I used to manage an internet cafe, and copy protection software was a complete nightmare. We owned legitimate copies of all our software, not just one copy, but one copy for every PC that had that title installed in the stop.

Letting the customers get hold of the individual CDs/DVDs was out of the question, and many games refused to work with noCD cracks online. Because of this we had to use Daemon tools to mount an image of each game stored locally on the PC, meaning each PC needed 60GB of HDD space just for the images.

Storeforce protection was so good on one racing game we had, that it was impossible to crack, so in the end we had to remove that game from our systems.

This is a prime example of too much copy protection.

Besides all: I AM TOO FUCKING POOR TO PAY FOR WINDOWS! I’m still a high school student, my parents are not poor, but they can’t afford giving me a computer that is capable of running games, genuine windows, genuine office, 50$ per computer game, and I like music and books and going out too. This things cost a lot.

I want to be a game designer, and I would love to pay for games and for my music but I don’t have the money. Sorry, I just don’t have it. I am not a fucking thief. There are two options: either I download windows or I don’t use windows. Either I download your band or I won’t hear it. You are just fucking yourself, I’m a decent guy and if I had the money I’d buy your software, you are just losing word of mouth from me about how awesome your music is or making your OS standard with me and many pirates using it.

Now my windows is stuck and I can’t play COD2. Thank you.

I am not a fucking thief

yes, yes you are. a self justified thief, but a thief nonetheless. I don’t want to get into some BS about how different software is from actual goods (on account of it simply being data at the lowest level), but it costs money. Wether or not you can afford it is not a justifiable excuse for pirating.

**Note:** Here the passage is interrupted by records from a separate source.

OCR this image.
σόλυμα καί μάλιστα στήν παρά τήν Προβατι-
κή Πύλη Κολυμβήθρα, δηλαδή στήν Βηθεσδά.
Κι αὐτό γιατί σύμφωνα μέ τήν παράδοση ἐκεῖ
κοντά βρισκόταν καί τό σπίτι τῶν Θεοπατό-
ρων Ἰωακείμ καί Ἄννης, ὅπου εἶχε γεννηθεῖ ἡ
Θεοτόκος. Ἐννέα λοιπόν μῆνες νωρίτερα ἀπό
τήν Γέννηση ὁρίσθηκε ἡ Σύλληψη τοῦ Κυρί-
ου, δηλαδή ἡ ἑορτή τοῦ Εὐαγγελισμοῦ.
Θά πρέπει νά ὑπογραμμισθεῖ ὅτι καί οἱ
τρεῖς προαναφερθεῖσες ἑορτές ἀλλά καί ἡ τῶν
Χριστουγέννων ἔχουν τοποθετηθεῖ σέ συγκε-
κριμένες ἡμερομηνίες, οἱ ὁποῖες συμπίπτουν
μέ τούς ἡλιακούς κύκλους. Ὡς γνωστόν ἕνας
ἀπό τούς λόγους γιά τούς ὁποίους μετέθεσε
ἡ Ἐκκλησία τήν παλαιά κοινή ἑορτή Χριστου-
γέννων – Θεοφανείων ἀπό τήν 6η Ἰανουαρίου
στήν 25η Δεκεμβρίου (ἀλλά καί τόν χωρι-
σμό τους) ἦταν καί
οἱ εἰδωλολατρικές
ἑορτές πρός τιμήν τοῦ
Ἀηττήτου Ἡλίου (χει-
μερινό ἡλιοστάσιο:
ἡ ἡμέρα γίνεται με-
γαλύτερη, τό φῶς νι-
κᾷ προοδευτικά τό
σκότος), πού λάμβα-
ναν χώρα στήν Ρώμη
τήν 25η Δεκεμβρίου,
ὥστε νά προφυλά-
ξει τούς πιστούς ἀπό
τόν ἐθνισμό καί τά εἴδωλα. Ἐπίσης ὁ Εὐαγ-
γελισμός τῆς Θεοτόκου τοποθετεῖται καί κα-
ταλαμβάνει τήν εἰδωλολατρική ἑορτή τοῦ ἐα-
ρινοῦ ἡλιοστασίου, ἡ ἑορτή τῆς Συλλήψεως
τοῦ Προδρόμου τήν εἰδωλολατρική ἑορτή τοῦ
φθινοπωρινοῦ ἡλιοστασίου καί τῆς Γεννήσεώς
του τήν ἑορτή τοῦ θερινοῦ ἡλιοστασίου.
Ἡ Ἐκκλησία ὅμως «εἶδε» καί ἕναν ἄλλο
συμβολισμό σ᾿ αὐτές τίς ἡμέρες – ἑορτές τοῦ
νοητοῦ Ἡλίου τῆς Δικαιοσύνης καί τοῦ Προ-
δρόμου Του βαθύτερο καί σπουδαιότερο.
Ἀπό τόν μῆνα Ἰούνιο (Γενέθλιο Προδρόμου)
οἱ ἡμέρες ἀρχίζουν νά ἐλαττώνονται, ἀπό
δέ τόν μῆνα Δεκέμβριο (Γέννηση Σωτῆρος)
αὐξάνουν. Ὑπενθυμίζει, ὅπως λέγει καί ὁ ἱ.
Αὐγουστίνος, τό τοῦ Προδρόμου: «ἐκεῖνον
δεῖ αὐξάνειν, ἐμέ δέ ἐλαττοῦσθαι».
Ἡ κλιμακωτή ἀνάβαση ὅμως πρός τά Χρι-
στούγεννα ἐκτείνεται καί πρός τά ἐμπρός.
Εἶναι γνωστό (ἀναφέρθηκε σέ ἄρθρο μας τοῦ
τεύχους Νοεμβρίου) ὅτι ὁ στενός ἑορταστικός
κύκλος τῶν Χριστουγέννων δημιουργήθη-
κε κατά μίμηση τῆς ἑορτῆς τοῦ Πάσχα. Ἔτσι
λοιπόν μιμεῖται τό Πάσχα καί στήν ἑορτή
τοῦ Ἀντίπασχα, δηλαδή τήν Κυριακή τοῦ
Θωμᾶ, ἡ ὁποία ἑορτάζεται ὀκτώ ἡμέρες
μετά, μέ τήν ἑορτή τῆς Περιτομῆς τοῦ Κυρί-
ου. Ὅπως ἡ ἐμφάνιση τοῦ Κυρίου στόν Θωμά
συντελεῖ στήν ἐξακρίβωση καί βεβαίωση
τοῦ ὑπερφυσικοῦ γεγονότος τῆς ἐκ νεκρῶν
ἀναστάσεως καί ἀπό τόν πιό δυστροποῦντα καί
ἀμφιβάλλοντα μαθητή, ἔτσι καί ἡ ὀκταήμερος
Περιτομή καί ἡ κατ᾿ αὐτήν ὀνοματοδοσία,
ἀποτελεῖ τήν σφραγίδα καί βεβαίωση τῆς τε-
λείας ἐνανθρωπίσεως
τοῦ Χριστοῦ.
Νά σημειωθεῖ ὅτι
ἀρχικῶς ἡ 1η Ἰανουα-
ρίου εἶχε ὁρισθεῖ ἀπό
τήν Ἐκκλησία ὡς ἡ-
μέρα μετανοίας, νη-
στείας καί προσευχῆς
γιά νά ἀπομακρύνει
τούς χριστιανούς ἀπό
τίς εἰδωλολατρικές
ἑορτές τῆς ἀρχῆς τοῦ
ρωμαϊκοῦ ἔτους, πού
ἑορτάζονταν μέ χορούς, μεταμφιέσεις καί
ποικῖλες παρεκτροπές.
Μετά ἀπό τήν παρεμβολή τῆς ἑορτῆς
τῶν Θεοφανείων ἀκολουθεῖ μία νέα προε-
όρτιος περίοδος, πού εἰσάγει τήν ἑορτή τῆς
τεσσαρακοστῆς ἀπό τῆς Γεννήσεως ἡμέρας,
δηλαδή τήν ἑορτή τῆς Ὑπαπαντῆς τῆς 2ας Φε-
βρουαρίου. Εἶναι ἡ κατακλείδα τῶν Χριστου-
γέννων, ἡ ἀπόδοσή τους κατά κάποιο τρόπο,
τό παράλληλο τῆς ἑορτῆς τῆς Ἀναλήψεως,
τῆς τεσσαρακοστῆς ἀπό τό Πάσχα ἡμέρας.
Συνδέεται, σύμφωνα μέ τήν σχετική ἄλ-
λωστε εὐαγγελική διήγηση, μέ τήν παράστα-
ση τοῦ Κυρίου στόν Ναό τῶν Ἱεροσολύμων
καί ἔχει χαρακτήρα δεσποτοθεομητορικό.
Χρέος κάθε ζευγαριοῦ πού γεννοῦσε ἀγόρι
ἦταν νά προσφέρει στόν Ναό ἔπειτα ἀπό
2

I’ll admit it- I pirate software fairly profusely. But you don’t see me jumping on a soapbox claiming that what I’m doing is justified. I don’t. Ideally, if you couldn’t afford something. You wouldn’t use it. Can’t afford a computer? Don’t get one. I didn’t have one until I was in grade 12 of high school (that being only 5 6 years ago, and the computer was a 286…). Can’t afford the software to run the computer? Go ahead and pirate it, just don’t jump on a pedestal claiming that what your doing is actually good for the products publishers. Even if that was the case, it wasn’t the reason you pirated it, now was it. You didn’t think, hmm, I think I’ll pirate this OS, not because I want it, but rather because I agree with the ideals of the company that produced it and would like for them to expand and grow, which I can supplement by giving them free publicity. Heck, they should be paying me to use their software… No. You pirated it because YOU wanted it, not because of any vested interest in the company that produced it.